I'm not Mr. Netflix, I'm not watching
Friends reruns on a Firestick. I'm more like Mr. BBC, but
SAS Rogue Heroes could not tempt me, and I just do not got the patience to catch-up on HBO shows about cocky Caucasians.
Welcome to the Martorialist 2022 best TV and movie awards post, hosted by ya intrepid correspondent Marrty Bushell AKA Roger Qbert. My
favourite soap opera got cancelled this year, but legends never die and it's coming
back from the dead like Chief Keef in 2023. The BBC had a couple of major missteps in 2022 by losing the rights to
What We Do In The Shadows and for the toadying fortnight it turned into Mournhub after the Queen carked it. Fortunately the BBC also delivered most of the best TV shows of 2022 so its all mashed potatoes, apple sauce and buttery biscuits. To paraphrase Chris Packham, it's what I pay my licence fee for!
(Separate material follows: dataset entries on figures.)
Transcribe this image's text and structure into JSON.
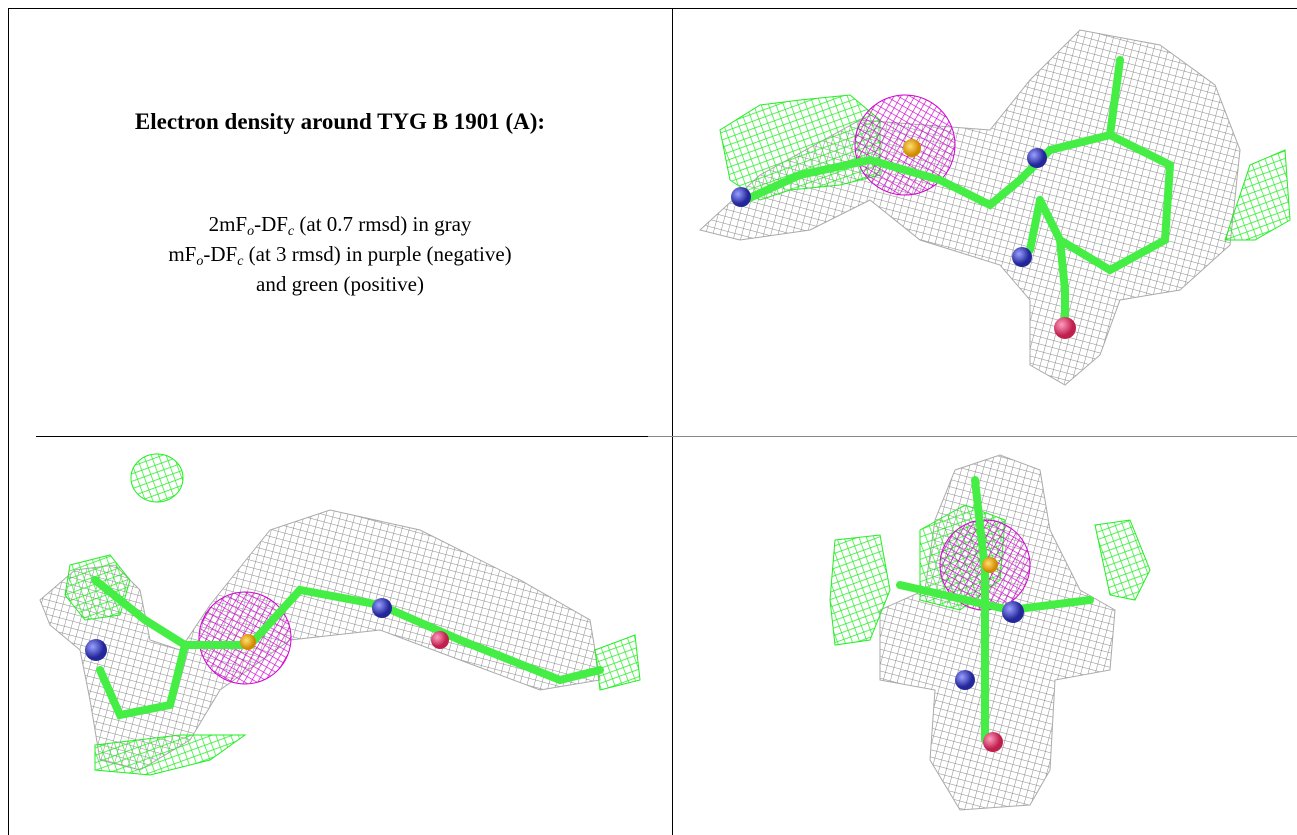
{
  "table": {
    "title": "Electron density around TYG B 1901 (A):",
    "legend_lines": [
      [
        "2mF",
        "o",
        "-DF",
        "c",
        " (at 0.7 rmsd) in gray"
      ],
      [
        "mF",
        "o",
        "-DF",
        "c",
        " (at 3 rmsd) in purple (negative)"
      ],
      [
        "and green (positive)"
      ]
    ]
  }
}
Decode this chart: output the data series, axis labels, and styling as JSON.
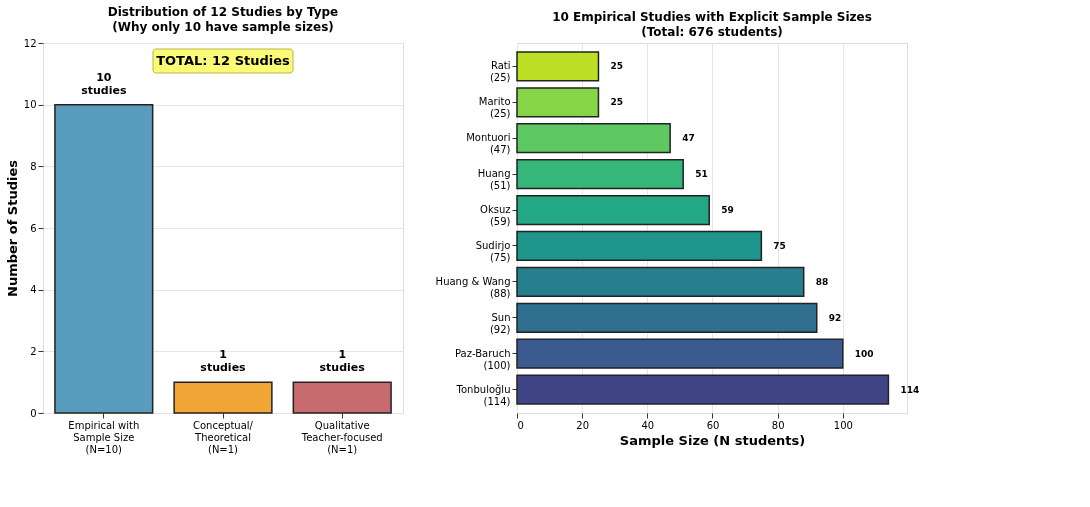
{
  "chart_data": [
    {
      "type": "bar",
      "title": "Distribution of 12 Studies by Type",
      "subtitle": "(Why only 10 have sample sizes)",
      "ylabel": "Number of Studies",
      "categories": [
        "Empirical with\nSample Size\n(N=10)",
        "Conceptual/\nTheoretical\n(N=1)",
        "Qualitative\nTeacher-focused\n(N=1)"
      ],
      "values": [
        10,
        1,
        1
      ],
      "colors": [
        "#5a9cbd",
        "#f0a535",
        "#c86b6e"
      ],
      "value_labels": [
        "10\nstudies",
        "1\nstudies",
        "1\nstudies"
      ],
      "ylim": [
        0,
        12
      ],
      "yticks": [
        0,
        2,
        4,
        6,
        8,
        10,
        12
      ],
      "grid": "y",
      "annotations": [
        "TOTAL: 12 Studies"
      ]
    },
    {
      "type": "bar",
      "orientation": "horizontal",
      "title": "10 Empirical Studies with Explicit Sample Sizes",
      "subtitle": "(Total: 676 students)",
      "xlabel": "Sample Size (N students)",
      "categories": [
        "Rati\n(25)",
        "Marito\n(25)",
        "Montuori\n(47)",
        "Huang\n(51)",
        "Oksuz\n(59)",
        "Sudirjo\n(75)",
        "Huang & Wang\n(88)",
        "Sun\n(92)",
        "Paz-Baruch\n(100)",
        "Tonbuloğlu\n(114)"
      ],
      "values": [
        25,
        25,
        47,
        51,
        59,
        75,
        88,
        92,
        100,
        114
      ],
      "colors": [
        "#bddf26",
        "#86d549",
        "#5ec962",
        "#35b779",
        "#22a884",
        "#1f968b",
        "#277f8e",
        "#2e6e8e",
        "#3b5a8f",
        "#414487"
      ],
      "data_labels": true,
      "xlim": [
        0,
        119.7
      ],
      "xticks": [
        0,
        20,
        40,
        60,
        80,
        100
      ],
      "grid": "x"
    }
  ]
}
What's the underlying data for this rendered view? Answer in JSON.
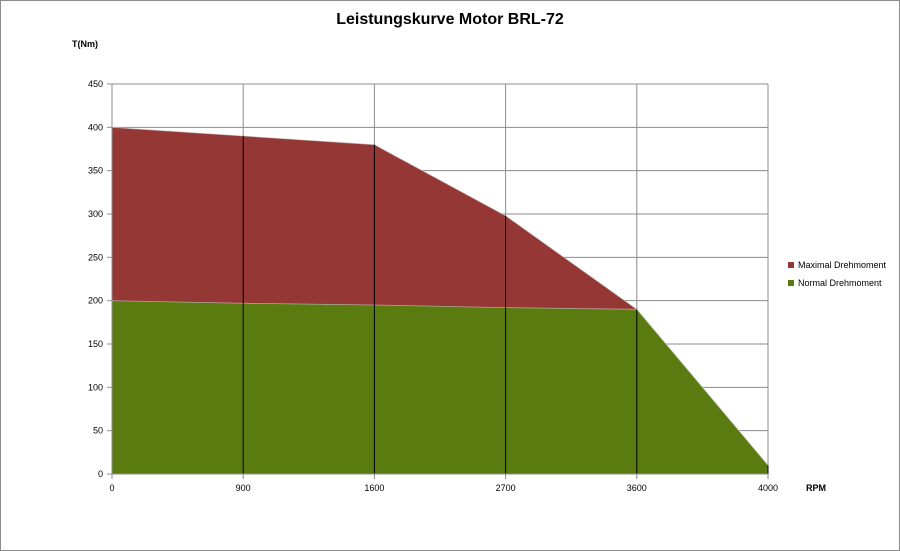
{
  "chart_data": {
    "type": "area",
    "title": "Leistungskurve Motor BRL-72",
    "ylabel": "T(Nm)",
    "xlabel": "RPM",
    "categories": [
      "0",
      "900",
      "1600",
      "2700",
      "3600",
      "4000"
    ],
    "ylim": [
      0,
      450
    ],
    "yticks": [
      0,
      50,
      100,
      150,
      200,
      250,
      300,
      350,
      400,
      450
    ],
    "grid": true,
    "legend_position": "right",
    "series": [
      {
        "name": "Maximal Drehmoment",
        "values": [
          400,
          390,
          380,
          298,
          190,
          10
        ],
        "color": "#953735"
      },
      {
        "name": "Normal Drehmoment",
        "values": [
          200,
          197,
          195,
          192,
          190,
          10
        ],
        "color": "#5a7b10"
      }
    ]
  }
}
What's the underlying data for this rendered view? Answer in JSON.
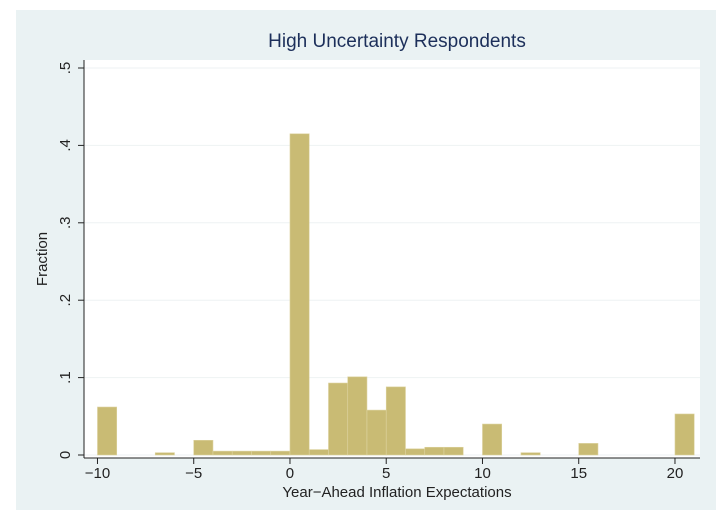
{
  "chart_data": {
    "type": "histogram",
    "title": "High Uncertainty Respondents",
    "x_label": "Year−Ahead Inflation Expectations",
    "y_label": "Fraction",
    "bins": [
      -10,
      -9,
      -8,
      -7,
      -6,
      -5,
      -4,
      -3,
      -2,
      -1,
      0,
      1,
      2,
      3,
      4,
      5,
      6,
      7,
      8,
      9,
      10,
      11,
      12,
      13,
      14,
      15,
      16,
      17,
      18,
      19,
      20,
      21
    ],
    "values": [
      0.062,
      0,
      0,
      0.003,
      0,
      0.019,
      0.005,
      0.005,
      0.005,
      0.005,
      0.415,
      0.007,
      0.093,
      0.101,
      0.058,
      0.088,
      0.008,
      0.01,
      0.01,
      0,
      0.04,
      0,
      0.003,
      0,
      0,
      0.015,
      0,
      0,
      0,
      0,
      0.053
    ],
    "color": "#c9bb74",
    "xlim": [
      -10.7,
      21.3
    ],
    "ylim": [
      0,
      0.5
    ],
    "xticks": [
      {
        "value": -10,
        "label": "−10"
      },
      {
        "value": -5,
        "label": "−5"
      },
      0,
      5,
      10,
      15,
      20
    ],
    "yticks": [
      0,
      {
        "value": 0.1,
        "label": ".1"
      },
      {
        "value": 0.2,
        "label": ".2"
      },
      {
        "value": 0.3,
        "label": ".3"
      },
      {
        "value": 0.4,
        "label": ".4"
      },
      {
        "value": 0.5,
        "label": ".5"
      }
    ],
    "grid": true
  }
}
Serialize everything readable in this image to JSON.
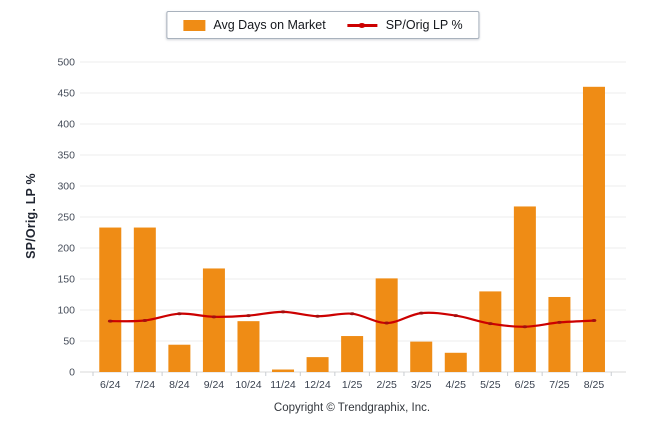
{
  "legend": {
    "items": [
      {
        "label": "Avg Days on Market",
        "swatch": "bar",
        "color": "#EF8C15"
      },
      {
        "label": "SP/Orig LP %",
        "swatch": "line",
        "color": "#CC0000"
      }
    ]
  },
  "footer": {
    "copyright": "Copyright © Trendgraphix, Inc."
  },
  "chart_data": {
    "type": "combo",
    "categories": [
      "6/24",
      "7/24",
      "8/24",
      "9/24",
      "10/24",
      "11/24",
      "12/24",
      "1/25",
      "2/25",
      "3/25",
      "4/25",
      "5/25",
      "6/25",
      "7/25",
      "8/25"
    ],
    "series": [
      {
        "name": "Avg Days on Market",
        "type": "bar",
        "color": "#EF8C15",
        "values": [
          233,
          233,
          44,
          167,
          82,
          4,
          24,
          58,
          151,
          49,
          31,
          130,
          267,
          121,
          460
        ]
      },
      {
        "name": "SP/Orig LP %",
        "type": "line",
        "color": "#CC0000",
        "marker_color": "#A50F0F",
        "values": [
          82,
          83,
          94,
          89,
          91,
          97,
          90,
          94,
          79,
          95,
          91,
          78,
          73,
          80,
          83
        ]
      }
    ],
    "title": "",
    "xlabel": "",
    "ylabel": "SP/Orig. LP %",
    "ylim": [
      0,
      500
    ],
    "ytick_step": 50,
    "grid": true,
    "grid_color": "#ededed",
    "axis_color": "#d8d8d8",
    "tick_label_color": "#454c59",
    "legend_position": "top-center"
  }
}
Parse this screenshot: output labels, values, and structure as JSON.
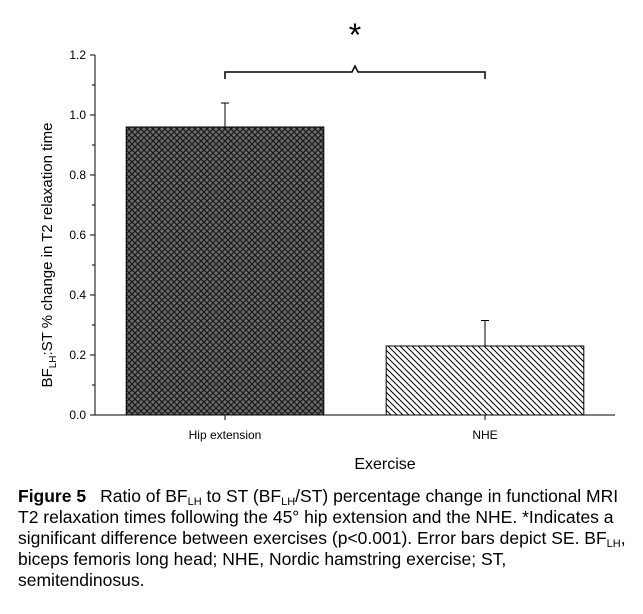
{
  "chart_data": {
    "type": "bar",
    "categories": [
      "Hip extension",
      "NHE"
    ],
    "values": [
      0.96,
      0.23
    ],
    "errors": [
      0.08,
      0.085
    ],
    "ylim": [
      0.0,
      1.2
    ],
    "yticks": [
      "0.0",
      "0.2",
      "0.4",
      "0.6",
      "0.8",
      "1.0",
      "1.2"
    ],
    "xlabel": "Exercise",
    "ylabel_main": "BF",
    "ylabel_sub": "LH",
    "ylabel_rest": ":ST % change in T2 relaxation time",
    "significance_marker": "*",
    "bar_patterns": [
      "crosshatch",
      "diagonal"
    ],
    "grid": false
  },
  "caption": {
    "label": "Figure 5",
    "t1": "Ratio of BF",
    "s1": "LH",
    "t2": " to ST (BF",
    "s2": "LH",
    "t3": "/ST) percentage change in functional MRI T2 relaxation times following the 45° hip extension and the NHE. *Indicates a significant difference between exercises (p<0.001). Error bars depict SE. BF",
    "s3": "LH",
    "t4": ", biceps femoris long head; NHE, Nordic hamstring exercise; ST, semitendinosus."
  }
}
Best TV shows of 2022 IMHO:
Neighbours (2022 episodes)
What We Do In The Shadows (season 4)
Ghosts (season 4)
This Is Going To Hurt (season 1)
The Capture (season 2)
The Responder (series 1)
Cunk On Earth (season 1)
Peacock (season 1)
Snowfall (season 5)
The Love Box In Your Living Room
Mortimer & Whitehouse: Gone Fishing (series 5)
Frozen Planet II
The Green Planet (season 1)
Only Connect (2022 episodes)
Match Of The Day 1 and 2 (2022 episodes)
The Phenomenon: Ronaldo (documentary)
How To Win The World Cup (documentary)
Honourary late pass shout out goes to the BBC's
When Nirvana Came To Britain documentary which completely bypassed me when it first aired in autumn 2021. Basically, it breaks down how and why the U.K adopted Nirvana before they blew up back in the U.S. Granted, there's a few too many talking-head plebs trotting out the usual "it was punk rock" cliches, but as a Nirvana documentary it makes a great prequel to
Live! Tonight! Sold Out!!.
I didn't watch a single new Hollywood movie last year and I wish I'd stuck to my gunz in 2022 because
White Noise,
Nope, and
Everything Everywhere All At Once were absolute slogs to sit through at the cinema. Roger Corman's motto as a film producer was to tell directors "no, your movie can't be that long" and the Hollywood studio system could
REALLY do with some new Corman type producers nowadays.
Red Rocket and
Glass Onion: A Knives Out Mystery were the only American movies of 2022 I enjoyed, but both of them could have done with losing 15 minutes or so. Luckily, there were a handful of movies from the U.K and Europe which came through big time in 2022, with
The Banshees Of Inisherin actually justifying its 154 minute running time.
Best movies of 2022 IMHO:
Brian & Charles
Boiling Point
The Banshees Of Inisherin
Funny Pages
The Innocents
There were other 2022 movies I wanted to see like
Hatching,
X,
Crimes Of The Future, and
Deadstream. Unfortunately they didn't made it to my local cinemas, they're only available on subscription streaming services I don't wanna pay for, and I can't be arsed finding them illegally on dodgy torrent sites. Can it be that it was all so simpler in the days of local video shops?